Shirley died peacefully at home on November 1st at the age of 91 with her children, Gretchen (Walt), Chris (Lynne), Beth, and Tom (Eugenia), by her side. Beloved wife of Dr. William Kerr (predeceased 1975), grandmother of Hudson, Ben, Madison, Alizah, Lauren (“Bobbie”), Jack, Sophie, and Elena. Born and raised in Toronto, Shirley became known locally in her teenage years as a track and field star. At the age of 12, she placed fourth internationally in the 50 metre hurdles and, at 15, won a gold medal at the junior Olympics. She went on to set the Canadian record in the 80 and 90 metre hurdles, earned a spot at the 1952 Olympic Games in Helsinki, and was fifth at the 1954 British Empire and Commonwealth Games. In 1952, she was honored with the Norman Craig Memorial Trophy as the country’s most outstanding woman athlete. A graduate of Humberside Collegiate where she met her future husband, Bill Kerr, both Shirley and Bill attended the University of Toronto. In addition to her studies and athletic training, Shirley was the Drum Majorette, leading the marching band into Varsity Stadium before football games. Shirley earned a B.A. in Psychology and later returned to complete a Masters in Education after Bill’s passing.
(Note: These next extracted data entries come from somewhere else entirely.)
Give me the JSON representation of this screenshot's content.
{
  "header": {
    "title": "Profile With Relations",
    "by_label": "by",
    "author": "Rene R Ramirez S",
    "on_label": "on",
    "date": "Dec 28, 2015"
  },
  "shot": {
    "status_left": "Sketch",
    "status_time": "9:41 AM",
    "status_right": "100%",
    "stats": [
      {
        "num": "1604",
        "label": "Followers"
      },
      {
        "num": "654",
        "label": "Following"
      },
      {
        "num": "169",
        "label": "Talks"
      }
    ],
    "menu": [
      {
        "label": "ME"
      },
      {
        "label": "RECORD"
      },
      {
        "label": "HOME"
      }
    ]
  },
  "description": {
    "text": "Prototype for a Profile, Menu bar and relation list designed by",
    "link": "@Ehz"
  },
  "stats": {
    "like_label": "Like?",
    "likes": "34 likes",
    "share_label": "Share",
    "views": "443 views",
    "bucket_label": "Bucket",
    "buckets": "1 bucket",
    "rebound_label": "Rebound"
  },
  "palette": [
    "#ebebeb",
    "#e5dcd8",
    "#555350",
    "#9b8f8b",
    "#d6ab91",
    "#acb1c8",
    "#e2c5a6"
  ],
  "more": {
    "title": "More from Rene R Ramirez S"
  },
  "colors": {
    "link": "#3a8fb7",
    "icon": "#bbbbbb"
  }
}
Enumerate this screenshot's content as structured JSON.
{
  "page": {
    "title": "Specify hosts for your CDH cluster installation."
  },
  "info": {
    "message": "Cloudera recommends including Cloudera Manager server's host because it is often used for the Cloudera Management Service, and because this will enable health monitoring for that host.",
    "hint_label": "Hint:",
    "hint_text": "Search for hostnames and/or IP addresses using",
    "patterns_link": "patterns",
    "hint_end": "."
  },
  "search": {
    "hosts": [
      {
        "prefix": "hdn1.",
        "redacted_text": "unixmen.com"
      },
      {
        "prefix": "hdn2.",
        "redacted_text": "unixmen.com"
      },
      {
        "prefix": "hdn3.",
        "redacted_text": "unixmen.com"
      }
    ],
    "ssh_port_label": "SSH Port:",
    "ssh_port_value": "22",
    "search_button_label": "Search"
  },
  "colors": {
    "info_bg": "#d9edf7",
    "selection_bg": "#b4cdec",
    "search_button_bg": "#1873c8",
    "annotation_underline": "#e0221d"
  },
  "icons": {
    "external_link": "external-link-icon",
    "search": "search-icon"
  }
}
She used her psychology training to work as a psychometrist at the former Thistletown Regional Centre, a mental health facility for children and adolescents.
Shirley’s successes in athletics and academics were exceeded by her greatest passion and achievement as a mother to her four children as well as to many of her children’s friends who knew her as the mom with an open heart and mind. As a mother, she overcame insurmountable grief to provide her children with a full, exciting upbringing. She gave constant support and acceptance and there was never a day we did not feel her unconditional love. Her caring, empathic, fun, and colourful nature was known to all who met her. Shirley was fiercely independent, ahead of her time as a feminist. No problem was too large to be solved. Her resilience and independence characterized her life as she defied expert opinions that she was too short to hurdle, found herself as a single mother of four at the age of 42, did her own body work on her car, and used power tools in her 80s. A larger than life character, Shirley will be dearly missed by so many whose lives were touched by her.
We are indebted to the exceptional primary care provided to Shirley by Dr. Carol Deitcher for over 30 years, and most recently, to Dr. Alex Pan and the Temmy Latner Palliative Care Team who enabled Shirley to be cared for at home.